Deli Serdang| Wartapoldasu.com – Dugaan pungutan liar di sebuah sekolah dasar negeri di Kecamatan Pantai Labu, Kabupaten Deli Serdang, justru berakhir dengan penangkapan tiga wartawan.
Proses hukumnya dinilai janggal dan menimbulkan lebih banyak pertanyaan ketimbang jawaban.
Tiga wartawan media cetak dan online berinisial D, R, dan A ditangkap aparat Polsek Beringin setelah mereka mempublikasikan berita soal dugaan pungli Rp160.000 kepada siswa SDN 101928.
Ironisnya, penangkapan terjadi tidak lama setelah mereka mengadakan pertemuan dengan pihak sekolah, dalam hal ini Kepala Sekolah berinisial S.
Kwitansi, Uang Tunai, dan “Permintaan Dihapuskan’, Menurut pengakuan salah satu wartawan, D, pihak sekolah yang terlebih dahulu menghubungi dirinya pasca berita tayang.
Dalam pertemuan di sebuah warung makan di Kecamatan Beringin, S disebut meminta agar berita pungli dihapus dari media.
’’D, mengaku tidak ingin menuruti permintaan tersebut secara sepihak, Ia pun mengajukan syarat, yakni adanya bukti kesepakatan berupa kwitansi dan kompensasi Rp900.000 sebagai bentuk pertanggung jawaban terhadap pemberitaan yang sudah tayang.
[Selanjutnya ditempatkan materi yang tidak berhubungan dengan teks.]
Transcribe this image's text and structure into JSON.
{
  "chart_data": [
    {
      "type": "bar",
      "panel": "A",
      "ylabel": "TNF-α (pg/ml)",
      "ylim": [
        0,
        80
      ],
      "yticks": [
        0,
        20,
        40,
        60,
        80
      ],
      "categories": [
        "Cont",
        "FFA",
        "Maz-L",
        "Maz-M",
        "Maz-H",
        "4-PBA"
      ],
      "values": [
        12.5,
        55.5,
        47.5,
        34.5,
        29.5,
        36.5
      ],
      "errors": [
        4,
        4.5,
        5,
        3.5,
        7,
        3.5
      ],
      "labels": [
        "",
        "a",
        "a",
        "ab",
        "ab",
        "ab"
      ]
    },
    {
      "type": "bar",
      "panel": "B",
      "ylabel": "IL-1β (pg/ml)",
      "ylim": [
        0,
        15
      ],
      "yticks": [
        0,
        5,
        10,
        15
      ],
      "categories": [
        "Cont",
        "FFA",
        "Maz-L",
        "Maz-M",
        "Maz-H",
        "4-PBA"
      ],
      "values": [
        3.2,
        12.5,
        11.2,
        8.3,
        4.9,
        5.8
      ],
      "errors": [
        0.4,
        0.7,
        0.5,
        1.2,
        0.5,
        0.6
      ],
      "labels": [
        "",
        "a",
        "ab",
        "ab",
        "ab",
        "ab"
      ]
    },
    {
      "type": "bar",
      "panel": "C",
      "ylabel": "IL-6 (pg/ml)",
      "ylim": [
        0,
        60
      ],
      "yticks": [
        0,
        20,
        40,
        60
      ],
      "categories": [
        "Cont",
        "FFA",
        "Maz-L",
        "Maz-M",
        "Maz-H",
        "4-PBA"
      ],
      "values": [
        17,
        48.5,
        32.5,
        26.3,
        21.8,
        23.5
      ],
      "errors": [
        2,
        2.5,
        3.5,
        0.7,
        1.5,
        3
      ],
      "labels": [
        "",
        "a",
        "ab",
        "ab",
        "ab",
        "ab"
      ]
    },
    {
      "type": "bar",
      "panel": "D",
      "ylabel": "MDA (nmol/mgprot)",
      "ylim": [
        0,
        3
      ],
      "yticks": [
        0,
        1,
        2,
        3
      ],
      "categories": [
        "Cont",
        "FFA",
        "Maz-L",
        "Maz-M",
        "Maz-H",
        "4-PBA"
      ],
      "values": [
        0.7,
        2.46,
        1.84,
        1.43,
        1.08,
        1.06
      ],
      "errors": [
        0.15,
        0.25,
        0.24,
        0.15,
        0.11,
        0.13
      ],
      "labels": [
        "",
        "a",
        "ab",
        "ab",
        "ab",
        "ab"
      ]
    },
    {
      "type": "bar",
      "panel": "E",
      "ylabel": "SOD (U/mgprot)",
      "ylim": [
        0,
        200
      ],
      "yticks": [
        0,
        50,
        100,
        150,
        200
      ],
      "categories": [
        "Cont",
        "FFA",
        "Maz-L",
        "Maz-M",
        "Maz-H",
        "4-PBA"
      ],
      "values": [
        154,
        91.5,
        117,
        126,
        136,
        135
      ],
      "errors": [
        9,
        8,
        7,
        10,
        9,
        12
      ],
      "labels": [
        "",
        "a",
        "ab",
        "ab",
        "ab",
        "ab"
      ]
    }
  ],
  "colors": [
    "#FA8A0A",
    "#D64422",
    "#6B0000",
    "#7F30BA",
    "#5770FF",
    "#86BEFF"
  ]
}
Kwitansi itu kemudian ditandatangani oleh kedua belah pihak.
Namun ”D juga mengaku sempat curiga dengan cara ’’S menyerahkan uang. “Saya tanya, uang itu dari mana, dia cuma jawab, ‘Gak tahu saya,’ dan langsung ngasih tergesa-gesa,” ungkap D kepada awak media.
Beberapa menit setelah transaksi berlangsung, aparat Polsek Beringin muncul dan langsung mengamankan ketiganya tanpa menunjukkan surat tugas atau dokumen resmi lainnya.
Penegakan Hukum Dipertanyakan, kanit Reskrim Polsek Beringin berinisial M membenarkan adanya penangkapan dan menyebut bahwa hal tersebut dilakukan berdasarkan laporan dari Kepala Sekolah yang mengaku menjadi korban pemerasan.
“Sudah ada laporan sebelumnya. Korban merasa tertekan, jadi kami kenakan pasal 368 dan 369 KUHP,” ujar M singkat.
Namun keterangan ini justru menimbulkan lebih banyak keraguan, Jika benar ada unsur pemerasan, mengapa pihak sekolah bersedia menandatangani kwitansi.
Mengapa pihak kepolisian langsung melakukan penangkapan usai transaksi berlangsung, seolah-olah telah mengetahui seluruh rangkaian pertemuan.
Sejumlah jurnalis dan pemerhati hukum mempertanyakan logika kasus ini, “Kalau ada kwitansi dan kesepakatan itu lebih mirip suap dari pihak sekolah untuk menghapus berita.
Wartawan bisa keliru secara etika, tapi ini bukan semata-mata pemerasan,” ujar salah satu aktivis media di Deli Serdang.
Indikasi “Perangkap Hukum, Kecurigaan makin menguat setelah terungkap bahwa ketiga wartawan ditangkap tanpa pendampingan hukum dan tanpa disodori surat perintah penangkapan di lokasi.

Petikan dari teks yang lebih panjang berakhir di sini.